I don't know if I'd say it's a "better" approach, but it feels more intuitive to me to recalibrate the costs than the total.

I'd also add that changing the total wouldn't affect the issue that another poster mentioned in the lead-up to the response, which is the repeated casting of certain lower-level spells (like Shield) that the other deemed to be overly beneficial for their cost over multiple castings.
 

Harzel

Adventurer
Counterspell and Dispel Magic: Casting either of these spells always requires a spellcasting check...

By "spellcasting check" do you mean an ability check using your spellcasting ability? I would assume so, but just wanted to clarify.
 

DND_Reborn

The High Aldwin
By "spellcasting check" do you mean an ability check using your spellcasting ability? I would assume so, but just wanted to clarify.

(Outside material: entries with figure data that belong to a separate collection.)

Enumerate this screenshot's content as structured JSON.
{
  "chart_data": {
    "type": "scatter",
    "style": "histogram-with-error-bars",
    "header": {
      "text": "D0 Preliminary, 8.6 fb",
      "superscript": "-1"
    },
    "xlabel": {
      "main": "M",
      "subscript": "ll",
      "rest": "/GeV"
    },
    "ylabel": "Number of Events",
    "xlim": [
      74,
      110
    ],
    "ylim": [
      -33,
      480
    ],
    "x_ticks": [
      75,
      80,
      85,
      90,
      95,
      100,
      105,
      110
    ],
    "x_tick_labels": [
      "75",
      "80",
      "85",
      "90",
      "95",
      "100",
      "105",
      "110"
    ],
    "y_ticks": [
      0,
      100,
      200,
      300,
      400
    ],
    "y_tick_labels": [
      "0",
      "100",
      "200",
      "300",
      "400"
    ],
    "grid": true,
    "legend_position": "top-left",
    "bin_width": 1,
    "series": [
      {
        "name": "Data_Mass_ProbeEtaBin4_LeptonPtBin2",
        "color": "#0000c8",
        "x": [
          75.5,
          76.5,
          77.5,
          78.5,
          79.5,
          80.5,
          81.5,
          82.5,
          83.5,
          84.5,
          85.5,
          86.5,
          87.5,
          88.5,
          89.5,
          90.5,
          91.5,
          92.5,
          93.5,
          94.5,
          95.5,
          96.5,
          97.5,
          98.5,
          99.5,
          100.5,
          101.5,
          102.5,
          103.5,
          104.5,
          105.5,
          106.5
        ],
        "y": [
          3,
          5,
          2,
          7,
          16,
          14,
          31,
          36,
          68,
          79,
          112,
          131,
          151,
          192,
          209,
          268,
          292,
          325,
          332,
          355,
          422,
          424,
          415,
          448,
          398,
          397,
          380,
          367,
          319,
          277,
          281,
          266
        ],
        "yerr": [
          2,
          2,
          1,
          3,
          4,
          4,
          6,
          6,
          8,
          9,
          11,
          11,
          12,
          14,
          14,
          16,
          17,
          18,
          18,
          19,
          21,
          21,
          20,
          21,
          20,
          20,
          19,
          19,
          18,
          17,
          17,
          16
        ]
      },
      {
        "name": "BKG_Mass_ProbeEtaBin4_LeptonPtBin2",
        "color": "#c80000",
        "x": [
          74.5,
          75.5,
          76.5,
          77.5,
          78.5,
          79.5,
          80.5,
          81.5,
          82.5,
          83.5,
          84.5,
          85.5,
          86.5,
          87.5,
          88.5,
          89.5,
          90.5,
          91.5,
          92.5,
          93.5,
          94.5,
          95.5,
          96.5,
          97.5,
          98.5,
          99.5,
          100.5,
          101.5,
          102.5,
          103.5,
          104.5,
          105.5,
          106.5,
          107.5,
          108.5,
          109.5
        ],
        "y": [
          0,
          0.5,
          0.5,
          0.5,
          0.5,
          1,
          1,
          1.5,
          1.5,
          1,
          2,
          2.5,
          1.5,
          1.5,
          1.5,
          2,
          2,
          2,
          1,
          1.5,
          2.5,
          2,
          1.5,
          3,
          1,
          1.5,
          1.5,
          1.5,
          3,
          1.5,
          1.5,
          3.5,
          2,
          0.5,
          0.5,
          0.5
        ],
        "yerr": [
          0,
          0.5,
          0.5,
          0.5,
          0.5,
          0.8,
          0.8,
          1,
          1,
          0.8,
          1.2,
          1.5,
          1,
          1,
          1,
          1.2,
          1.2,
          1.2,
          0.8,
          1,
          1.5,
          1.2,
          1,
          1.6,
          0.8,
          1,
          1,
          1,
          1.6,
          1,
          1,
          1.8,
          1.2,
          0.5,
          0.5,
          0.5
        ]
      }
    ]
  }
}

Your spellcasting ability score modifier plus your proficiency bonus. Just as if you were making a spell attack roll.

We had two new people join our group yesterday, one playing a wizard and the other a bard/monk. So, we had to explain the system and everything to them and they caught on quickly. It works well as long as you don't mind the potential of several low level spells or a bit more higher level ones.

We had one overcasting, which was useful despite the spell point cost and psychic damage.